Мать рядом с сыном и вместе с сыном переживает его болезнь. Она не разрешает себе и ему впадать в истерику, она — “человек из другого, взрослого мира”. Больницы, врачи, капельницы — все это составляет неизбывный антураж болезни. Болезнь раздражает еще и тем, что медицинский персонал неквалифицирован или вовсе отсутствует на месте: устали, забыли, а смерть “никого не забывает”. Запустение и гниль отечественных корпусов для тяжелых больных имеет свою подоплеку: зачем спасать тех, кого уже не спасешь? Даже деньги (которых все равно нет) не спасают. Знакомства в сфере медицины тоже могут мало, да их еще нужно и приобрести, эти знакомства. В России болеть в “настоящем продолженном”, в present continious, могут себе позволить очень и очень немногие люди, обладающие какими-то особыми качествами, в том числе и характера. “Не будете уважать старшую [сестру отделения] — вам кирдык”. И ведь это печальная правда. Не убьет, вконец измучив, болезнь — напортачит что-нибудь по мелочи и не со зла медицинская сестра, изможденная невероятными нагрузками и низким до неприличия заработком.

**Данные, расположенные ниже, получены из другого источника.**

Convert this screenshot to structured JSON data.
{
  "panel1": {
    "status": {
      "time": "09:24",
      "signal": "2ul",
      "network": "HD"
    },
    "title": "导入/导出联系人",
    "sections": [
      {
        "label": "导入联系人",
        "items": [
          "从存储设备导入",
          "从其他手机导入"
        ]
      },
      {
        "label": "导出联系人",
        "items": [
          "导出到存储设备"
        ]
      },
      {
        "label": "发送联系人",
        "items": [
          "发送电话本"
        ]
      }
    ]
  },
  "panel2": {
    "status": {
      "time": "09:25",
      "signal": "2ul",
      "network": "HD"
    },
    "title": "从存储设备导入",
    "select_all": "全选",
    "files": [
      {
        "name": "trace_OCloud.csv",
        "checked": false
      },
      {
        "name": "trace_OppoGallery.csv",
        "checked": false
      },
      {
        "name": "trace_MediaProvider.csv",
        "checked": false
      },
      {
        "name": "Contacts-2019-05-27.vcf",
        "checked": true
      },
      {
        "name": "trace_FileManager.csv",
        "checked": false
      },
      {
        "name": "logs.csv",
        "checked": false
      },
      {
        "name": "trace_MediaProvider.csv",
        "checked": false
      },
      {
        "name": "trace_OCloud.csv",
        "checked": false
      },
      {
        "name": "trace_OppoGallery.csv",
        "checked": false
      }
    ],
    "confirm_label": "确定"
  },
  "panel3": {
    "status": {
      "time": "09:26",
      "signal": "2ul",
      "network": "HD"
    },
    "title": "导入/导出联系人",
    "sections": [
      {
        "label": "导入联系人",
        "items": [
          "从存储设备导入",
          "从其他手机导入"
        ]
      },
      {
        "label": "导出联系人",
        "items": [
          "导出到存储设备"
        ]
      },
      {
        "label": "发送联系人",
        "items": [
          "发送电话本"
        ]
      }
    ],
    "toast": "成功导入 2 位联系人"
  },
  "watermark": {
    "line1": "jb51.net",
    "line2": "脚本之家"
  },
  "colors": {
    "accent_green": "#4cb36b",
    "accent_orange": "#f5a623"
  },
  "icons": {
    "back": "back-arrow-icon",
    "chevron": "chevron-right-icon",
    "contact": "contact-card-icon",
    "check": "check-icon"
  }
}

Автору это все знакомо досконально еще и потому, что у него самого медицинское образование. И новые симптомы он встречает с обреченностью знающего. По учебникам, по практике. А теперь и по личному опыту. Жутко читать эти страницы. Анатомически бесстрастные, хотя и фиксирующие эмоции: “А мне щас палец покажи, и я заплачу”.
В монотонное переживание болезни вкрапляются воспоминания, заново пугающие своей сияющей чистотой. Когда ничего не было. Когда человек жил почти в раю, только не знал об этом. Когда болезнь еще не коснулась, не внедрилась, не вторглась бесцеремонно. Солнечные картины летнего пляжа в Испании, дайвинга, мечты о большой машине, иногда — с предчувствием наступающего неотвратимо, иногда без всякого предчувствия, что бьет едва ли не метче. Школьная любовь — тоже жестко: влюбился в одноклассницу, оказавшуюся малолетней шлюшкой.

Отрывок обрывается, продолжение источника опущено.